More than 3 years have passed since last update.

Youtube Data API使って動画検索してみた（初心者）

Last updated at 2020-11-04Posted at 2020-11-04

はじめに

データ分析の勉強はインプットも大事だけど実践が1番ってことで、練習になるいいデータはないかなーと思っていました。Youtubeのデータがいいものなのかは、正直今の僕には判断ができません。でも、よくYoutube見るし、興味のある分野なので**「Youtube Data API」**を使って分析用のデータ抽出ができるようになることを目標に使い方をまとめてボチボチまとめて行こうかと思います。APIの学習には以下のページ（APIリファレンス）を利用しました。
https://developers.google.com/youtube/v3/docs?hl=ja

検索処理

今回は手始めに以下の条件で動画を検索し、結果をcsvファイルに出力します。

指定したキーワードで動画を検索（キーワードは第1引数で指定）
検索結果は再生回数で降順に表示

また、検索結果の動画がどのチャンネルのものかを度数分布化し、csvファイルに出力します。

ソースコード

ソースは以下の通りです。プログラム内の変数「DEVELOPER_KEY」は、自身のAPIキーを入力してください。
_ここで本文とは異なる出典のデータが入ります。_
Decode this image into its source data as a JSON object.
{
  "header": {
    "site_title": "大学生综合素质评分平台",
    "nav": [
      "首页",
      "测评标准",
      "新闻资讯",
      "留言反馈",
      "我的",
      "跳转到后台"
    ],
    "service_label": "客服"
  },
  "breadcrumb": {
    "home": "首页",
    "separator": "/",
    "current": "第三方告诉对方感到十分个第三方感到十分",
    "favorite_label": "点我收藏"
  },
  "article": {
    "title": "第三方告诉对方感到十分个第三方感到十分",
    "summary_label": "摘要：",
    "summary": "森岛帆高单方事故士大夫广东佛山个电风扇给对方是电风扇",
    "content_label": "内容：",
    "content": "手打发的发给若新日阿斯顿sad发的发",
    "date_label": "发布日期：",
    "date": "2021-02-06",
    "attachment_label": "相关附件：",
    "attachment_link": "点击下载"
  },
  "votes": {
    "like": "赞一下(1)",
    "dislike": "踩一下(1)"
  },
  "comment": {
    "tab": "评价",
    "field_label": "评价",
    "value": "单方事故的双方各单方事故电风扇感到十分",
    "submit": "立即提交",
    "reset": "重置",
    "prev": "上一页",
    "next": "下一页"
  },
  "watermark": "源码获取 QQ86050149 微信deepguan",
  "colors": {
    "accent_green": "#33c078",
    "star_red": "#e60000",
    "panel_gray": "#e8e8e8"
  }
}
APIキーの発行方法はここでは割愛します。

searchKeyword.py

# import library
from apiclient.discovery import build
from apiclient.errors import HttpError
import argparse
import numpy as np
import pandas as pd

# Set Yotube Data API key
DEVELOPER_KEY = "YOUR API　KEY!!!"
YOUTUBE_API_SERVICE_NAME = "youtube"
YOUTUBE_API_VERSION = "v3"

def searchKeyword(options):
    # キーワード検索処理
    youtube = build(YOUTUBE_API_SERVICE_NAME, YOUTUBE_API_VERSION, 
                    developerKey=DEVELOPER_KEY)
    searchResults = youtube.search().list(q=options.sw,
                                        type="video",
                                        part="id,snippet",
                                        maxResults=options.max_results,
                                        order="viewCount"
                                        ).execute()
    
    # 検索結果分類処理
    videos = []
    others = []
    for searchResult in searchResults["items"]:
        if (searchResult["id"]["kind"] == "youtube#video"):
            videos.append(searchResult)
        else :
            others.append(searchResult)

    #動画、チャンネル情報整形、csvファイル出力
    videoTitles = []
    viewCounts = []
    likeCounts = []
    dislikeCounts = []
    favoriteCounts = []
    commentCounts =[]
    videoChannelTitles = []
    stat_list = [viewCounts, likeCounts, dislikeCounts, favoriteCounts, commentCounts]
    stat_keywords = ['viewCount', 'likeCount', 'dislikeCount', 'favoriteCount', 'commentCount']
    for video in videos:
        videoDetail = youtube.videos().list( part="statistics, snippet",
                                            id = video["id"]["videoId"]
                                            ).execute()
        channelDetail = youtube.channels().list(part="snippet", 
                                                id=videoDetail["items"][0]["snippet"]["channelId"]
                                                ).execute()
        
        videoTitles.append(videoDetail["items"][0]["snippet"]["title"])
        for stat, stat_keyword in zip(stat_list, stat_keywords):
            try:
                stat.append(videoDetail["items"][0]["statistics"][stat_keyword])
            except KeyError:
                stat.append(0)
        videoChannelTitles.append(channelDetail["items"][0]["snippet"]["title"])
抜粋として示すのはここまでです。